Not with Tiger. Everybody has heard of the "Tiger Roar," the loud cheers you'd hear throughout the golf course even if you were five holes away from the world's greatest. And every bit of it was true. No matter where Tiger was that day, you knew what had just happened: A good tee shot had extended cheers. A bad tee shot brought immediate cheers that turned to groans. A good approach brought a roar. A bad approach was accompanied by the anticipatory roar that turned into an abrupt hush. And on the green, there were different levels — the howls when the eagle putt was hit and the anguished cries when it burned the edge; the same anticipation-turned-disappointment for a lagged putt; the loud cheers for a bunker shot that rolled to within four feet and the enthusiastic applause that accompanied the par. And then there were the roars, the unmistakable birdie roars. I'm convinced the reason Tiger was so good with a lead was due, in part, to those sounds, which had to be intimidating while standing over a putt. Surely they roared with Jack, but Tiger brought in a new crowd.
Because Tiger was such a front-runner, perhaps the best example of this was at the 2005 U.S. Open, when Tiger made a back-nine comeback that eventually fell just short of the eventual winner, a trivia answer you'll never get in Michael Campbell.
At the '05 Open, I saw a lot of Tiger, but my favorite memory had nothing to do with an actual shot. My cousin and I walked around all morning watching our favorites, then darted to No. 3 — a drivable par-4 — when Tiger teed off on No. 1. (I'm always amazed at how few fans planned ahead to watch Tiger. It was far easier to go a few holes in front of him to wait for the best view rather than staying in the mass of humanity that surrounded him in those days and offered a compromised view, at best. With a little patience, you could do what he and I did that afternoon and were able to stand as far from Tiger as you are from your computer.

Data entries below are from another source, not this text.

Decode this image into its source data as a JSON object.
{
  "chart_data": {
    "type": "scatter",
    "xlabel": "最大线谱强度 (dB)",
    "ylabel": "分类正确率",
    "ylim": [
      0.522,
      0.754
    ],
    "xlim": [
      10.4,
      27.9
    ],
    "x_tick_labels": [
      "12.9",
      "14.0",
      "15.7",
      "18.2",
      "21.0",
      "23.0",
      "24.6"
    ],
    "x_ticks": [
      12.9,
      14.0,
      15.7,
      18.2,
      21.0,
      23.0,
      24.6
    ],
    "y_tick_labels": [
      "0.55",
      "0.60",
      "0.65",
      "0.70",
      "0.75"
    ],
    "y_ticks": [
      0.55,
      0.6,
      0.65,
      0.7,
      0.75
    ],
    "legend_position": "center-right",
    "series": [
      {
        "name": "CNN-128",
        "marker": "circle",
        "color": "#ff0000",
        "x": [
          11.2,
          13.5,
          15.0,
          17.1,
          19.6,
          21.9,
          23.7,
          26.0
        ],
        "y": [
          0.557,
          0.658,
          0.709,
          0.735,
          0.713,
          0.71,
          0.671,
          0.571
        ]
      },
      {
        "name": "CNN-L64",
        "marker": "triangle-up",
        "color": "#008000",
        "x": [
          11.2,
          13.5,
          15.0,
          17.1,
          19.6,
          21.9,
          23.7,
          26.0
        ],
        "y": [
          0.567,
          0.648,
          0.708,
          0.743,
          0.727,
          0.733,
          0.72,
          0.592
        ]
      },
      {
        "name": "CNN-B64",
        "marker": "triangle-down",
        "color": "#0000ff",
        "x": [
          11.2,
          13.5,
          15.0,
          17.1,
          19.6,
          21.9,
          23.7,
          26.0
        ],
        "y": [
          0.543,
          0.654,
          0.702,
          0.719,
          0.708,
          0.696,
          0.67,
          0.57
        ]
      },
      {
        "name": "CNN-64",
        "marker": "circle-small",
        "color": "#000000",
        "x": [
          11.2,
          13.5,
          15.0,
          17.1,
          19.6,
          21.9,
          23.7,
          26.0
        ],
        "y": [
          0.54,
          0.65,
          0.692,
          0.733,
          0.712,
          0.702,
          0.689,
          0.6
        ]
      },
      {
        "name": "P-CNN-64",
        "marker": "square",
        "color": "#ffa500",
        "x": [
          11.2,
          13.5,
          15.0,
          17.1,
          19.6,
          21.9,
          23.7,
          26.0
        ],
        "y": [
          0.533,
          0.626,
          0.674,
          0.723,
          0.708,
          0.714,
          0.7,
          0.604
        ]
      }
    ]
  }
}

That Sunday, he walked to the tee box, dressed in Sunday red and trailed by thousands. All week he'd hit 3-wood (or iron, perhaps) on the hole and all week commentators had wondered whether he'd ever go for the green off the tee. I was there, waiting. While his group waited for the green to clear, Tiger stood by his bag, hand on his head cover. Thousands of eyes were trained on one man and which club he'd pull from his bag and it was as electric as anything I've ever seen. The green cleared. And when it did, Tiger pulled out the driver with the tiger head cover and the roar was deafening. I have no idea what he did with the shot (I'm pretty sure he didn't hit the green). But it didn't matter. The anticipation was greater than any result.